Thank you in advance for your help and comments.
I don't have a clue so I can't offer any help. However, do you think that if you tried fondant pearls for the dots if it would bleed?
Lazy_Susan
Friday, I designed and decorated a fairy cake(pics in gallery) for delivery on Saturday. The customer ordered the cake, cupcakes, smash cake and truffles. So, I had a lot going on and finished the fairy cake Friday night. When I got up Saturday morning, the navy color of the dress had bled into the white dots! Does anyone have any suggestions on how this can be prevented?
Thank you in advance for your help and comments.
Bleeding really is a result of transfer of moisture along with the dye being used.
When I am using colors that are prone to bleeding I will try to let the icing dry longer than I normally would then I would go back and fill in the lighter colors.
If I am placing a darker-bleed icing on a lighter background, I wait until it's really good and crusted over then I add my darker colour. I also try to minimize the amount of water I added to the dark icing.
A lot of the WMI will tell you that meringue powder will prevent bleeding. I know that's not true because I had a recipe chalked full of meringue powder and it still bled.
Thank you both for your comments.
It crossed my mind to airbrush white over each dot. But, the fear of disaster and last minute panic caused a sudden snap back to realizing that it wasn't all that bad and any attempt to fix it might make the problem more obvious. At least I made my pics before I went to bed Friday night!!
This is not a hobby for a perfectionist. And, I are one. (when it comes to my cakes & cooking)
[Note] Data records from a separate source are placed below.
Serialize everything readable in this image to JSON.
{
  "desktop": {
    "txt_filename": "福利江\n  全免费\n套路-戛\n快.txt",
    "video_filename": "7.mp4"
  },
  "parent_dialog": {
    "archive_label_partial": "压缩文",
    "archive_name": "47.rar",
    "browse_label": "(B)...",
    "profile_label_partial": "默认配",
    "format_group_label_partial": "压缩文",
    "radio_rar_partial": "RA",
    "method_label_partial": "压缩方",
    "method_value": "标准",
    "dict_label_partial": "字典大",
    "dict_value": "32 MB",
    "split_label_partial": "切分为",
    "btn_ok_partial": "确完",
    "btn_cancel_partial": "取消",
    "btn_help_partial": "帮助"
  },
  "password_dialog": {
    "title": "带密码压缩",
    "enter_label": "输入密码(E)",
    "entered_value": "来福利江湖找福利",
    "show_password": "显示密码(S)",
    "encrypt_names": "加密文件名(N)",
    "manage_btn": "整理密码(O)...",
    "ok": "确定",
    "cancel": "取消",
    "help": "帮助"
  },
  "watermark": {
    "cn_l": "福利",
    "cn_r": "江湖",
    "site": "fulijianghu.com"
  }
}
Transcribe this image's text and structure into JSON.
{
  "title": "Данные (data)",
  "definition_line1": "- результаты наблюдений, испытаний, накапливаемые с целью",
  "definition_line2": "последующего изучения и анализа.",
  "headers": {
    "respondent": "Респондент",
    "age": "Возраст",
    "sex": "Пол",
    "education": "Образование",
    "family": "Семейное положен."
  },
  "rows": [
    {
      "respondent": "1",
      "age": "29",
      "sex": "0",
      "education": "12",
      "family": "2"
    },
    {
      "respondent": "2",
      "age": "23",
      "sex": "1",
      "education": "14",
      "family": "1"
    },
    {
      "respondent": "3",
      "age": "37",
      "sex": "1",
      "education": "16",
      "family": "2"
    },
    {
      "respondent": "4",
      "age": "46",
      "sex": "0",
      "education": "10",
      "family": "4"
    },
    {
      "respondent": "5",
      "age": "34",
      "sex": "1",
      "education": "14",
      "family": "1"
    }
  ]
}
I do ice cream cakes and wrestle with bleeding colors. It drives me nuts. I've found that bleeding is particularly bad on whipped cream icing. I have tried Squirley's recipe for the 50/50 buttercream recipe (for frozen buttercream transfers). Her recipe seems to minimize my bleeding problem. I use that frosting for the really colorful parts of my designs, but I believe some bleeding is just inevitable.